The complaint (PDF) was filed by Benji Nelson in the U.S. District Court for the Northern District of Texas on October 30, indicating that the widely used heart surgery device increased the risk for complications and infections, which may develop weeks to years later.
Nelson brings the claim on behalf of herself and the estate of her late husband, Terry Nelson, who allegedly was expected to a contaminated 3T Heater-Cooler during a heart transplant in May 2016. The device was used to regulate the temperature of his blood during the procedure, but during the weeks after the surgery he required treatment for crypto pneumonia, recurrent crypto meningitis, nocardia pneumonia and atypiccal mycobacterial infection in the lung.
In September 2016. Terry Nelson was hospitalized and diagnosed with a nontuberculous mycobacteria (NTM) infection. After experiencing acute respiratory failure and other health issues, Nelson was hospitalized again in January 2017 and ultimately died on February 27, 2017, after suffering multi-organ.
Sorin 3T Heater-Coolers are often used during heart bypass surgery, valve replacement surgery and other cardiac procedures. However, in recent years it has been discovered that certain devices manufactured prior to September 2014 were be contaminated with a slow growing bacteria, which may be enter the sterile operating room through vapors released by the devices.
For individuals with compromised immune systems and an open chest cavity during heart surgery, this has resulted in reports of Mycobacterium chimaera or Mycobacterium abscessus infections that surface long after the procedure, all of which are forms of NTM infections like the one that killed Nelson.
The FDA first warned about the heater-cooler infection risk following coronary bypass or other heart procedures in October 2015, indicating that a large number of adverse event reports had been received in connection with the device.
In June 2016, a panel of experts were convened to evaluated the problems, indicating that at least 34 reports involving bacterial infections following heart surgery involving heater-cooler systems had been received between January 2010 and August 2015.
“Defendants knew prior to 2015, and continue to know, that its disclosures to the FDA, the public, and Plaintiff were, and are, incomplete and misleading and that the Sorin 3T System was and is causing numerous patients severe injuries and complications, which violates Federal and State requirements,” Nelson’s lawsuit states. “Defendants suppressed this information and failed to accurately and completely disseminate or share this and other critical information with the FDA, the medical community, health care providers, and patients.”

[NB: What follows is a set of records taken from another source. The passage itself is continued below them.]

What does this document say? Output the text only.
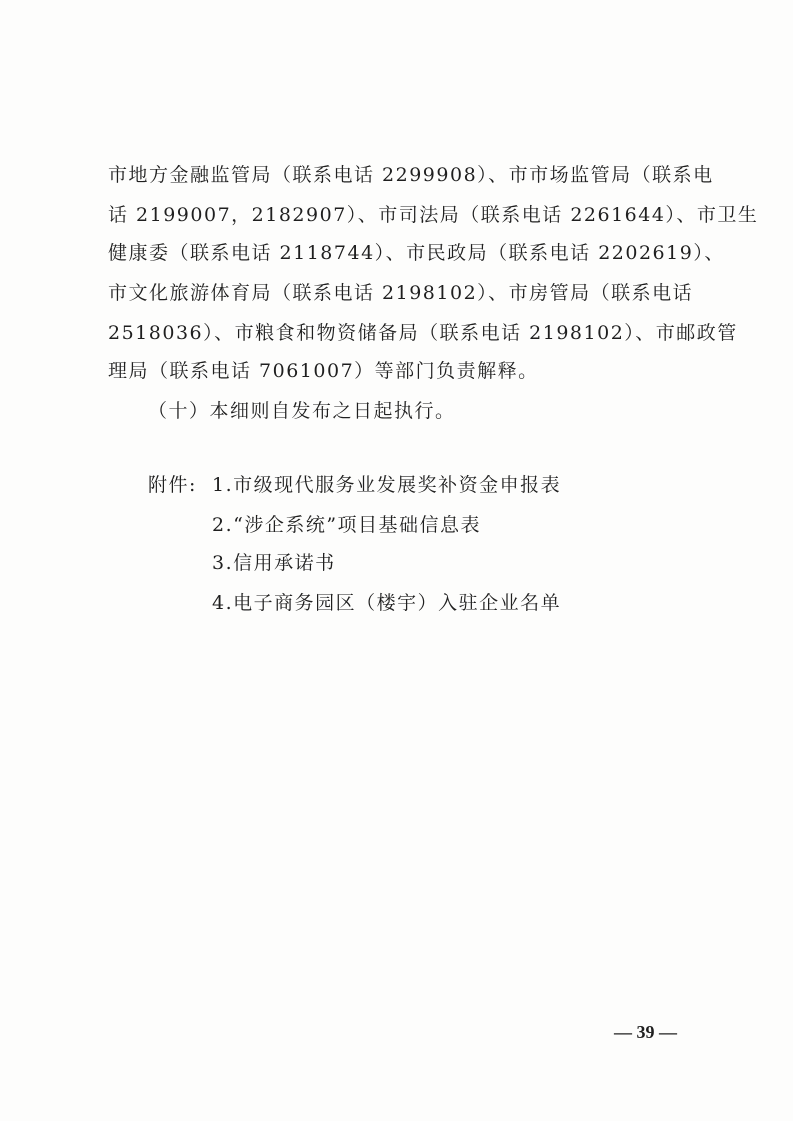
市地方金融监管局（联系电话 2299908）、市市场监管局（联系电
话 2199007，2182907）、市司法局（联系电话 2261644）、市卫生
健康委（联系电话 2118744）、市民政局（联系电话 2202619）、
市文化旅游体育局（联系电话 2198102）、市房管局（联系电话
2518036）、市粮食和物资储备局（联系电话 2198102）、市邮政管
理局（联系电话 7061007）等部门负责解释。
（十）本细则自发布之日起执行。
附件: 1.市级现代服务业发展奖补资金申报表
2.“涉企系统”项目基础信息表
3.信用承诺书
4.电子商务园区（楼宇）入驻企业名单
— 39 —
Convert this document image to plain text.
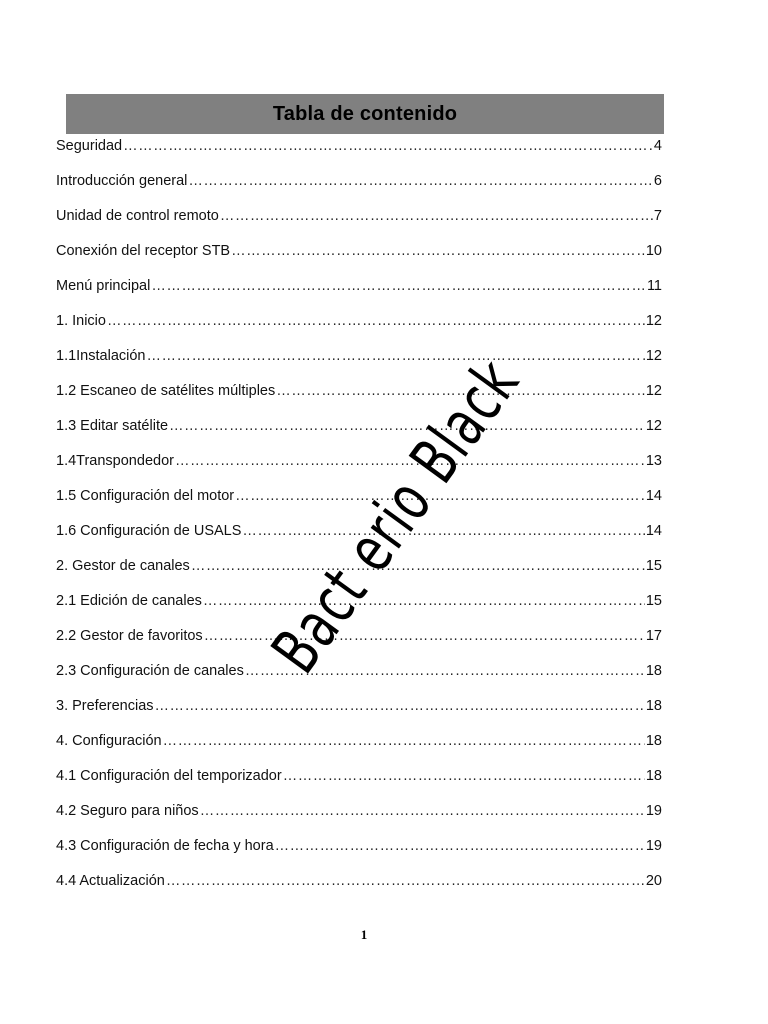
Tabla de contenido
Seguridad ………………………………………………………………………………………………………………………………………………………………………………	4
Introducción general ………………………………………………………………………………………………………………………………………………………………………………	6
Unidad de control remoto ………………………………………………………………………………………………………………………………………………………………………………	.7
Conexión del receptor STB ………………………………………………………………………………………………………………………………………………………………………………	10
Menú principal ………………………………………………………………………………………………………………………………………………………………………………	11
1. Inicio ………………………………………………………………………………………………………………………………………………………………………………	12
1.1Instalación ………………………………………………………………………………………………………………………………………………………………………………	12
1.2 Escaneo de satélites múltiples ………………………………………………………………………………………………………………………………………………………………………………	12
1.3 Editar satélite ………………………………………………………………………………………………………………………………………………………………………………	12
1.4Transpondedor ………………………………………………………………………………………………………………………………………………………………………………	13
1.5 Configuración del motor ………………………………………………………………………………………………………………………………………………………………………………	14
1.6 Configuración de USALS ………………………………………………………………………………………………………………………………………………………………………………	14
2. Gestor de canales ………………………………………………………………………………………………………………………………………………………………………………	15
2.1 Edición de canales ………………………………………………………………………………………………………………………………………………………………………………	15
2.2 Gestor de favoritos ………………………………………………………………………………………………………………………………………………………………………………	17
2.3 Configuración de canales ………………………………………………………………………………………………………………………………………………………………………………	18
3. Preferencias ………………………………………………………………………………………………………………………………………………………………………………	18
4. Configuración ………………………………………………………………………………………………………………………………………………………………………………	18
4.1 Configuración del temporizador ………………………………………………………………………………………………………………………………………………………………………………	18
4.2 Seguro para niños ………………………………………………………………………………………………………………………………………………………………………………	19
4.3 Configuración de fecha y hora ………………………………………………………………………………………………………………………………………………………………………………	19
4.4 Actualización ………………………………………………………………………………………………………………………………………………………………………………	20
Bact erio Black
1
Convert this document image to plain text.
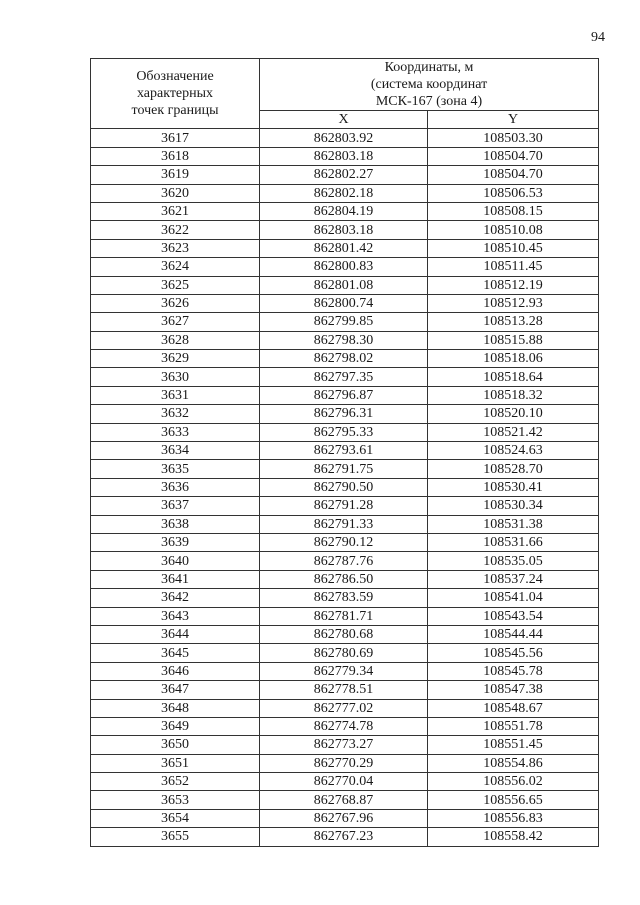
94
Обозначение
характерных
точек границы	Координаты, м
(система координат
МСК-167 (зона 4)	

	X	Y
3617	862803.92	108503.30
3618	862803.18	108504.70
3619	862802.27	108504.70
3620	862802.18	108506.53
3621	862804.19	108508.15
3622	862803.18	108510.08
3623	862801.42	108510.45
3624	862800.83	108511.45
3625	862801.08	108512.19
3626	862800.74	108512.93
3627	862799.85	108513.28
3628	862798.30	108515.88
3629	862798.02	108518.06
3630	862797.35	108518.64
3631	862796.87	108518.32
3632	862796.31	108520.10
3633	862795.33	108521.42
3634	862793.61	108524.63
3635	862791.75	108528.70
3636	862790.50	108530.41
3637	862791.28	108530.34
3638	862791.33	108531.38
3639	862790.12	108531.66
3640	862787.76	108535.05
3641	862786.50	108537.24
3642	862783.59	108541.04
3643	862781.71	108543.54
3644	862780.68	108544.44
3645	862780.69	108545.56
3646	862779.34	108545.78
3647	862778.51	108547.38
3648	862777.02	108548.67
3649	862774.78	108551.78
3650	862773.27	108551.45
3651	862770.29	108554.86
3652	862770.04	108556.02
3653	862768.87	108556.65
3654	862767.96	108556.83
3655	862767.23	108558.42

Late last year, the federal regulators issued a safety communication, warning about the infection problems with 3T Heater-Coolers, indicating that water tanks used by the devices can become contaminated and spread contaminants to other parts of the system, where they can be released into the air of the operating room.
The U.S. Centers for Disease Control and Prevention (CDC) also issued a Health Alert Network advisory over the potential risk of M. Chimaera infections following heart surgery, indicating that about 60% of the 250,000 heart bypass procedures performed each year in the United States involve use of affected 3T Heater-Cooler systems.
Given similar questions of fact and law presented in lawsuits filed nationwide, the dozens of cases filed throughout the federal court system have been centralized as part of a multidistrict litigation (MDL) before U.S. District Judge John E. Jones III in the Middle District of Pennsylvania, to reduce duplicative discovery, avoid conflicting pretrial rulings and serve the convenience of witnesses, parties and the court systems.